Development and validation of a dynamic flowsheet model for a 350 MWe supercritical circulating fluidized bed boiler

Abstract

The circulating fluidized bed (CFB) boiler is highly recommended in peak shaving for its wide load regulating range compared with the pulverized coal (PC) boiler. However, the research on dynamic flowsheet model of the CFB boiler is quite limited due to its complex flow regime. In this paper, both steady state and dynamic flowsheet model of a supercritical 350 MWe CFB boiler was developed based on Aspen Plus and Aspen Dynamics software coupled with comprehensively user defined combustion kinetics and heat transfer coefficient with FORTRAN subroutines. This model was then validated by the operating data of the 350 MWe supercritical CFB boiler.

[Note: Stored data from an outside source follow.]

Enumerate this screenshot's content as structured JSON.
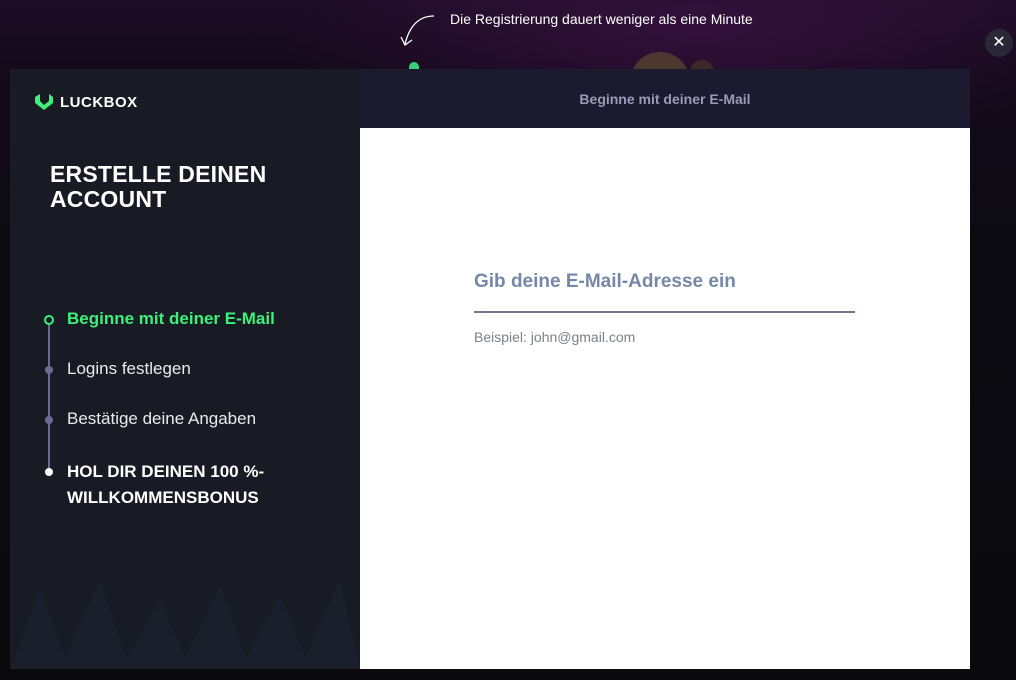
{
  "overlay": {
    "hint_text": "Die Registrierung dauert weniger als eine Minute",
    "close_label": "✕"
  },
  "brand": {
    "name": "LUCKBOX",
    "accent": "#3cf07a"
  },
  "sidebar": {
    "title": "ERSTELLE DEINEN ACCOUNT",
    "steps": [
      {
        "label": "Beginne mit deiner E-Mail",
        "state": "active"
      },
      {
        "label": "Logins festlegen",
        "state": "pending"
      },
      {
        "label": "Bestätige deine Angaben",
        "state": "pending"
      },
      {
        "label": "HOL DIR DEINEN 100 %-WILLKOMMENSBONUS",
        "state": "final"
      }
    ]
  },
  "form": {
    "header": "Beginne mit deiner E-Mail",
    "email_label": "Gib deine E-Mail-Adresse ein",
    "email_value": "",
    "email_hint": "Beispiel: john@gmail.com"
  },
  "colors": {
    "sidebar_bg": "#181b24",
    "header_bg": "#1b1a2e",
    "step_line": "#6f6894",
    "label_color": "#7588a8"
  }
}
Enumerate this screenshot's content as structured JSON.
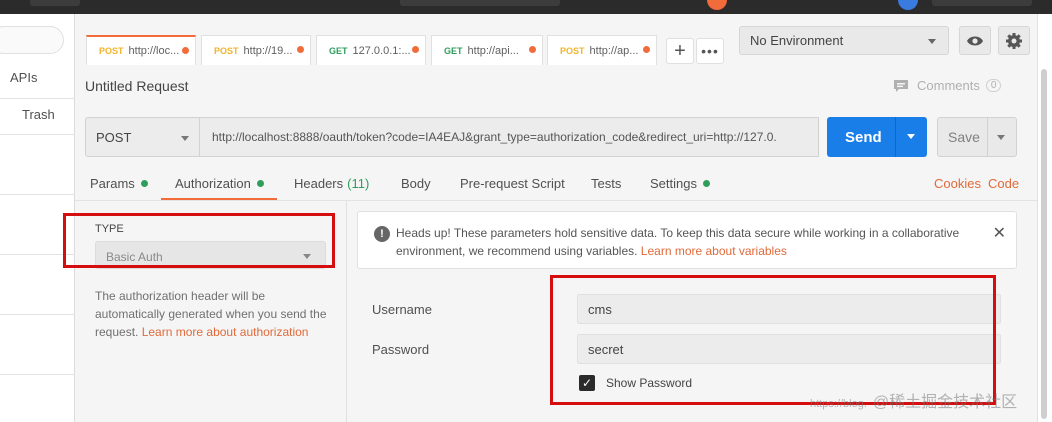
{
  "sidebar": {
    "items": [
      {
        "label": "APIs"
      },
      {
        "label": "Trash"
      }
    ]
  },
  "tabs": [
    {
      "method": "POST",
      "label": "http://loc...",
      "active": true
    },
    {
      "method": "POST",
      "label": "http://19..."
    },
    {
      "method": "GET",
      "label": "127.0.0.1:..."
    },
    {
      "method": "GET",
      "label": "http://api..."
    },
    {
      "method": "POST",
      "label": "http://ap..."
    }
  ],
  "environment": {
    "selected": "No Environment"
  },
  "request": {
    "title": "Untitled Request",
    "comments_label": "Comments",
    "comments_count": "0",
    "method": "POST",
    "url": "http://localhost:8888/oauth/token?code=IA4EAJ&grant_type=authorization_code&redirect_uri=http://127.0.",
    "send_label": "Send",
    "save_label": "Save"
  },
  "subtabs": {
    "params": "Params",
    "authorization": "Authorization",
    "headers": "Headers",
    "headers_count": "(11)",
    "body": "Body",
    "prerequest": "Pre-request Script",
    "tests": "Tests",
    "settings": "Settings",
    "cookies": "Cookies",
    "code": "Code"
  },
  "auth": {
    "type_label": "TYPE",
    "type_value": "Basic Auth",
    "description": "The authorization header will be automatically generated when you send the request.",
    "learn_more": "Learn more about authorization"
  },
  "notice": {
    "text": "Heads up! These parameters hold sensitive data. To keep this data secure while working in a collaborative environment, we recommend using variables.",
    "link": "Learn more about variables"
  },
  "form": {
    "username_label": "Username",
    "username_value": "cms",
    "password_label": "Password",
    "password_value": "secret",
    "show_password_label": "Show Password"
  },
  "watermark": {
    "url_text": "https://blog.",
    "text": "@稀土掘金技术社区"
  },
  "colors": {
    "accent": "#f26b3a",
    "send": "#1a7ee8",
    "post": "#f0b429",
    "get": "#2f9e5c",
    "annotation": "#d40e0e"
  }
}
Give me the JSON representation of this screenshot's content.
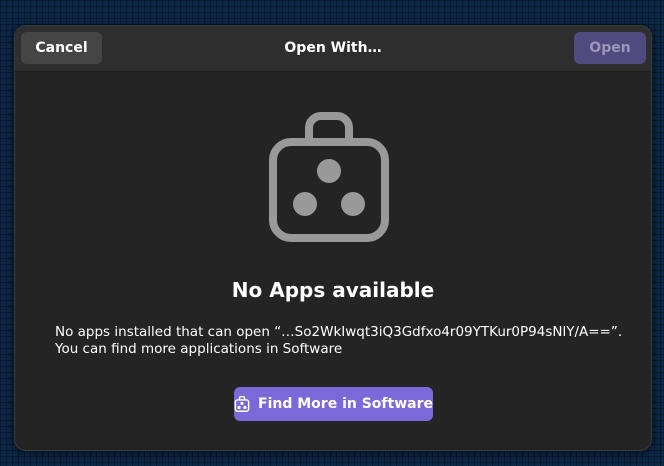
{
  "dialog": {
    "title": "Open With…",
    "cancel_label": "Cancel",
    "open_label": "Open",
    "heading": "No Apps available",
    "message_line1": "No apps installed that can open “…So2WkIwqt3iQ3Gdfxo4r09YTKur0P94sNlY/A==”.",
    "message_line2": "You can find more applications in Software",
    "find_button_label": "Find More in Software"
  },
  "icons": {
    "large": "software-bag-icon",
    "button": "software-bag-icon"
  },
  "colors": {
    "dialog_bg": "#242424",
    "headerbar_bg": "#2e2e2e",
    "accent": "#7b68d9",
    "open_disabled": "#514a7e"
  }
}
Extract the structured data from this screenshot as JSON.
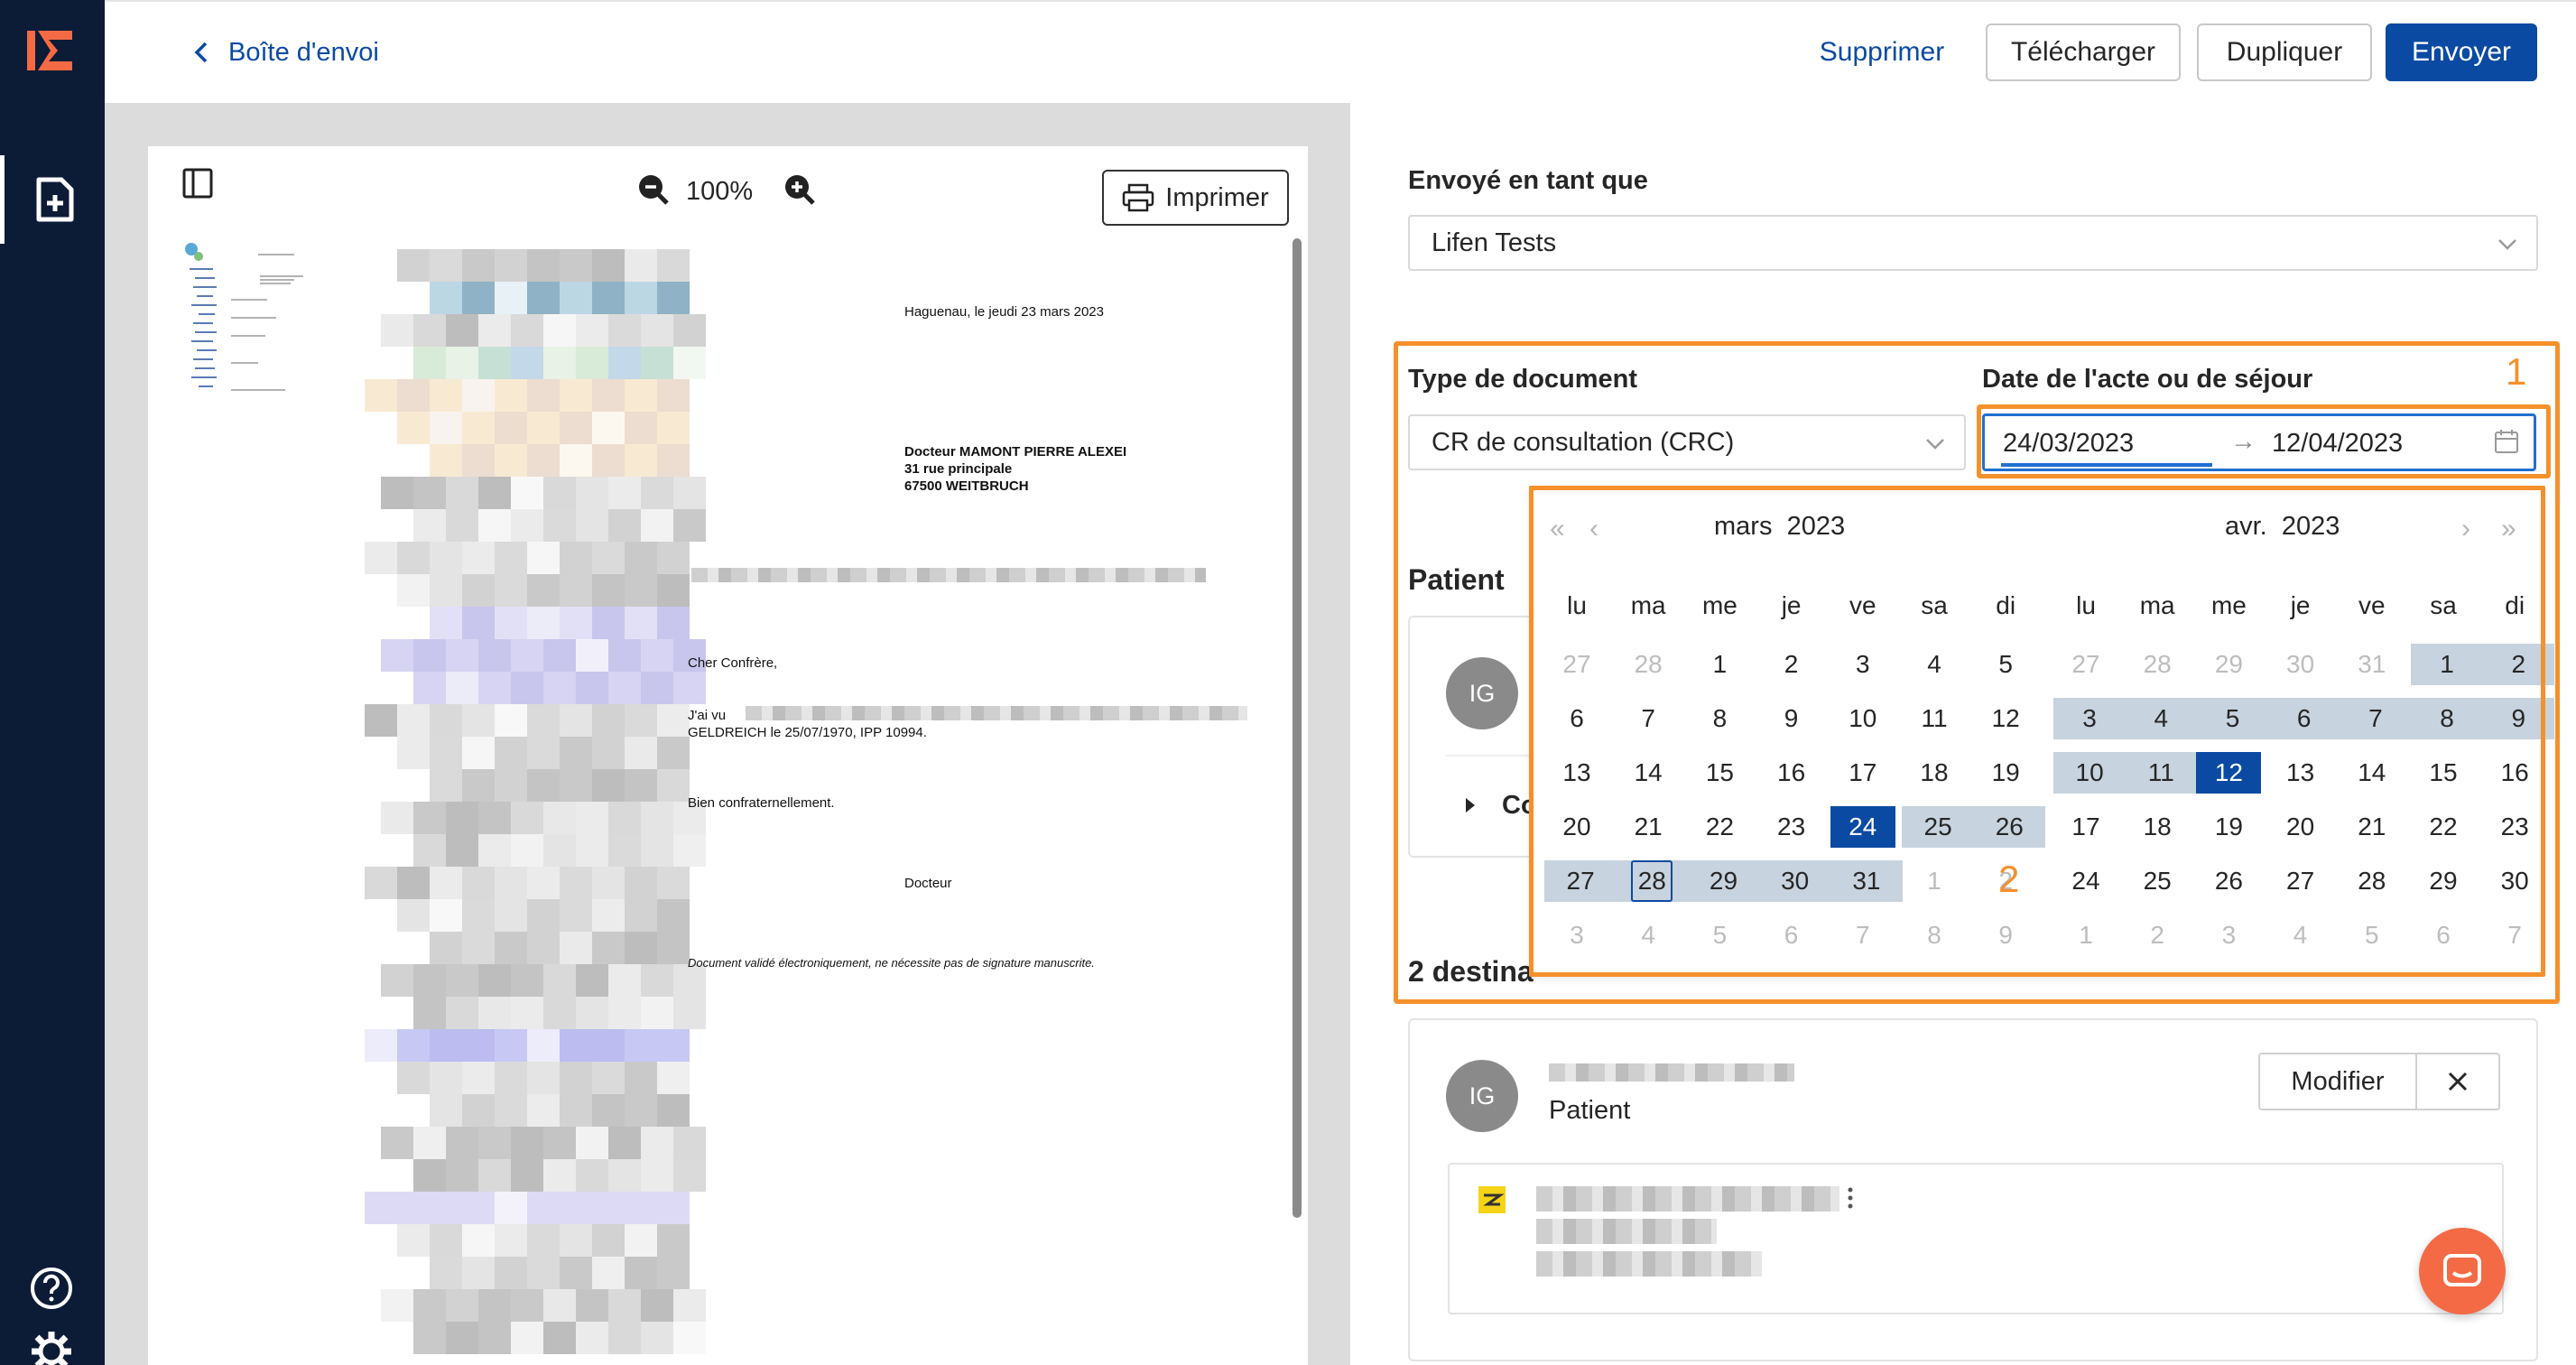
{
  "header": {
    "back_label": "Boîte d'envoi",
    "delete_label": "Supprimer",
    "download_label": "Télécharger",
    "duplicate_label": "Dupliquer",
    "send_label": "Envoyer"
  },
  "preview": {
    "zoom": "100%",
    "print_label": "Imprimer",
    "letter": {
      "place_date": "Haguenau, le jeudi 23 mars 2023",
      "recipient_name": "Docteur MAMONT PIERRE ALEXEI",
      "recipient_street": "31 rue principale",
      "recipient_city": "67500 WEITBRUCH",
      "greeting": "Cher Confrère,",
      "body_start": "J'ai  vu",
      "body_line2": "GELDREICH le 25/07/1970, IPP 10994.",
      "closing": "Bien confraternellement.",
      "signature": "Docteur",
      "footer": "Document validé électroniquement, ne nécessite pas de signature manuscrite."
    }
  },
  "form": {
    "sent_as_label": "Envoyé en tant que",
    "sent_as_value": "Lifen Tests",
    "doc_type_label": "Type de document",
    "doc_type_value": "CR de consultation (CRC)",
    "date_label": "Date de l'acte ou de séjour",
    "date_start": "24/03/2023",
    "date_arrow": "→",
    "date_end": "12/04/2023",
    "patient_label": "Patient",
    "patient_avatar": "IG",
    "patient_expand": "Co",
    "recipients_label": "2 destina",
    "recipient_avatar": "IG",
    "recipient_role": "Patient",
    "modify_label": "Modifier"
  },
  "annotations": {
    "one": "1",
    "two": "2"
  },
  "calendar": {
    "left": {
      "month": "mars",
      "year": "2023",
      "weeks": [
        [
          "27",
          "28",
          "1",
          "2",
          "3",
          "4",
          "5"
        ],
        [
          "6",
          "7",
          "8",
          "9",
          "10",
          "11",
          "12"
        ],
        [
          "13",
          "14",
          "15",
          "16",
          "17",
          "18",
          "19"
        ],
        [
          "20",
          "21",
          "22",
          "23",
          "24",
          "25",
          "26"
        ],
        [
          "27",
          "28",
          "29",
          "30",
          "31",
          "1",
          "2"
        ],
        [
          "3",
          "4",
          "5",
          "6",
          "7",
          "8",
          "9"
        ]
      ]
    },
    "right": {
      "month": "avr.",
      "year": "2023",
      "weeks": [
        [
          "27",
          "28",
          "29",
          "30",
          "31",
          "1",
          "2"
        ],
        [
          "3",
          "4",
          "5",
          "6",
          "7",
          "8",
          "9"
        ],
        [
          "10",
          "11",
          "12",
          "13",
          "14",
          "15",
          "16"
        ],
        [
          "17",
          "18",
          "19",
          "20",
          "21",
          "22",
          "23"
        ],
        [
          "24",
          "25",
          "26",
          "27",
          "28",
          "29",
          "30"
        ],
        [
          "1",
          "2",
          "3",
          "4",
          "5",
          "6",
          "7"
        ]
      ]
    },
    "weekdays": [
      "lu",
      "ma",
      "me",
      "je",
      "ve",
      "sa",
      "di"
    ],
    "nav": {
      "prev_year": "«",
      "prev_month": "‹",
      "next_month": "›",
      "next_year": "»"
    }
  },
  "colors": {
    "sidebar": "#0c1b36",
    "accent": "#0b4aa2",
    "annotation": "#f5902b",
    "range": "#c7d3de",
    "chat": "#f46a45"
  }
}
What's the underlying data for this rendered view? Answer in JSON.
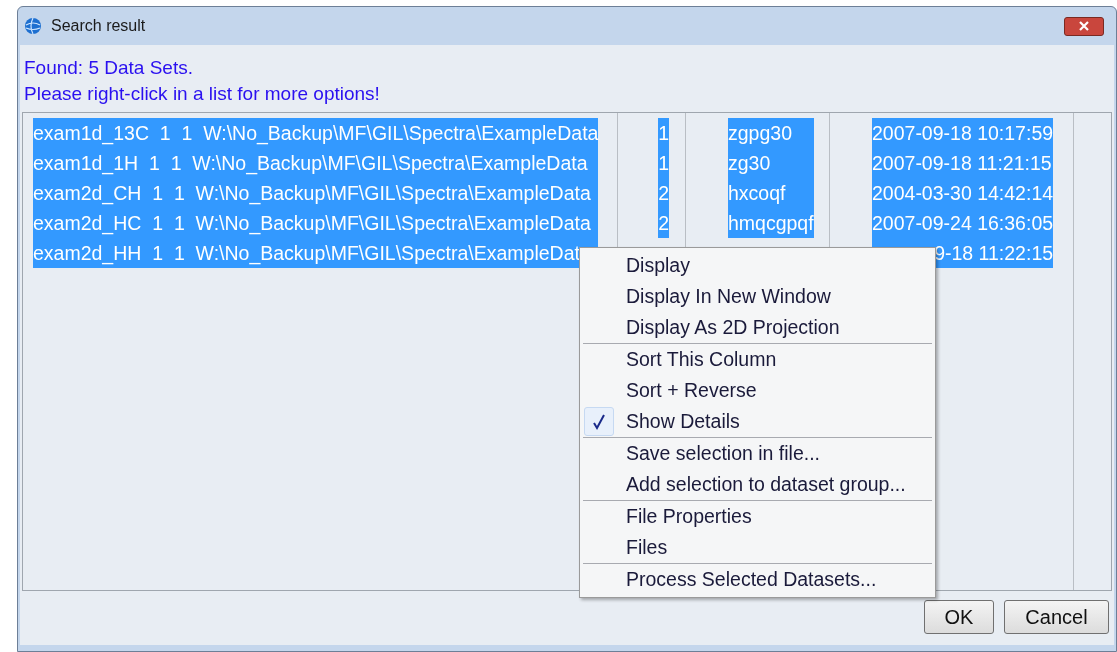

Based on this model, the dynamic characteristics of three typical step signal disturbances, coal flow rate, primary flow rate and secondary air flow rate, were further analyzed to provide theoretical references to dynamic operation. Also, the quantitative relation between the stabilization time and step signal amplitude was calculated. The calculated dynamic characteristics demonstrates that the heat distribution does not vary much after adding step signal disturbances of coal flow rate, primary air flow rate and secondary air flow rate. The step signal disturbance of secondary air flow rate has less influence to the CFB boiler system compared with that of primary air flow rate. The superheated steam temperature is more sensitive to step signal disturbances compared with reheated steam temperature. The higher step signal amplitude results in longer stabilization time. Above all, this dynamic flowsheet model can not only be used to conduct dynamic behavior prediction and analysis but also provide transfer functions to the further development of CFB automatic control system.